Después el Santo Padre ha pedido por las mujeres que son y han sido maltratadas asegurando que "Dios sufre" hoy por ellas y es parte de su calvario. También se ha acordado de los jóvenes y del conformismo, de las personas que sufren a causa "de la droga, el alcohol, la prostitución y la trata."

No se ha olvidado tampoco de los ancianos "abandonados y descartados" y de los "pueblos originarios  a quienes se despoja de sus tierras, raíces y cultura, silenciando y apagando toda la sabiduría que pueden aportar." Y ha dejado en el últio lugar a la "madre tierra" dando importancia también, haciéndose eco de la encíclica ''Laudato si'' que ha estado presente ddurante toa la JMJ.

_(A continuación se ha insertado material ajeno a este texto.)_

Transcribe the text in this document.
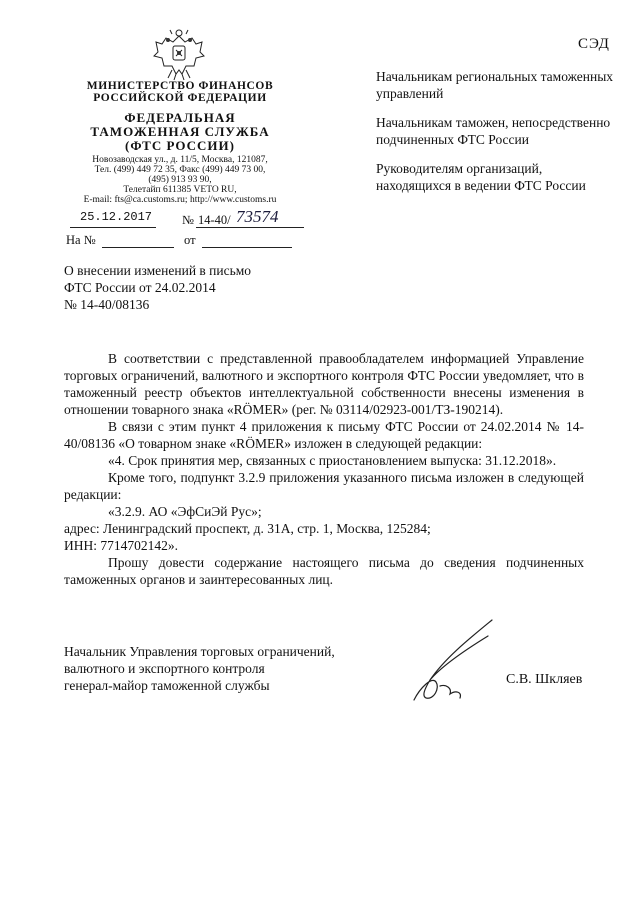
СЭД
МИНИСТЕРСТВО ФИНАНСОВ
РОССИЙСКОЙ ФЕДЕРАЦИИ
ФЕДЕРАЛЬНАЯ
ТАМОЖЕННАЯ СЛУЖБА
(ФТС РОССИИ)
Новозаводская ул., д. 11/5, Москва, 121087,
Тел. (499) 449 72 35, Факс (499) 449 73 00,
(495) 913 93 90,
Телетайп 611385 VETO RU,
E-mail: fts@ca.customs.ru; http://www.customs.ru
25.12.2017 № 14-40/ 73574
На №	от

Начальникам региональных таможенных управлений

Начальникам таможен, непосредственно подчиненных ФТС России

Руководителям организаций, находящихся в ведении ФТС России

О внесении изменений в письмо
ФТС России от 24.02.2014
№ 14-40/08136

В соответствии с представленной правообладателем информацией Управление торговых ограничений, валютного и экспортного контроля ФТС России уведомляет, что в таможенный реестр объектов интеллектуальной собственности внесены изменения в отношении товарного знака «RÖMER» (рег. № 03114/02923-001/ТЗ-190214).

В связи с этим пункт 4 приложения к письму ФТС России от 24.02.2014 № 14-40/08136 «О товарном знаке «RÖMER» изложен в следующей редакции:

«4. Срок принятия мер, связанных с приостановлением выпуска: 31.12.2018».

Кроме того, подпункт 3.2.9 приложения указанного письма изложен в следующей редакции:

«3.2.9. АО «ЭфСиЭй Рус»;

адрес: Ленинградский проспект, д. 31А, стр. 1, Москва, 125284;

ИНН: 7714702142».

Прошу довести содержание настоящего письма до сведения подчиненных таможенных органов и заинтересованных лиц.

Начальник Управления торговых ограничений,
валютного и экспортного контроля
генерал-майор таможенной службы	С.В. Шкляев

"Y nosotros, Padre de misericordia, ¿Consolamos y acompañamos al Señor, desamparado y sufriente, en los más pequeños y abandonados?" Y la respuesta a este via crucis prolongado es una: aquella que da lema a esta jornada Mundial de la Juventud. El sí de María para que se haga la voluntad de Dios.

"De ella queremos aprender a estar de pie al lado de la cruz, no con un corazón blindado y cerrado, sino con un corazón que sepa acompañar, que conozca de ternura y devoción; que entienda de piedad al tratar con reverencia, delicadeza y comprensión."

Ya le estaban quitando el micrófono cuando el Papa ha hecho recular rapidammente al ayudante para dirigir unas últimas palabras a los jóvenes tras la bendición. Que nos acordemos de María. Y para finalizar un sencillo y muy natural "adiós", coreado por alguna sonrisa. No hacía falta más.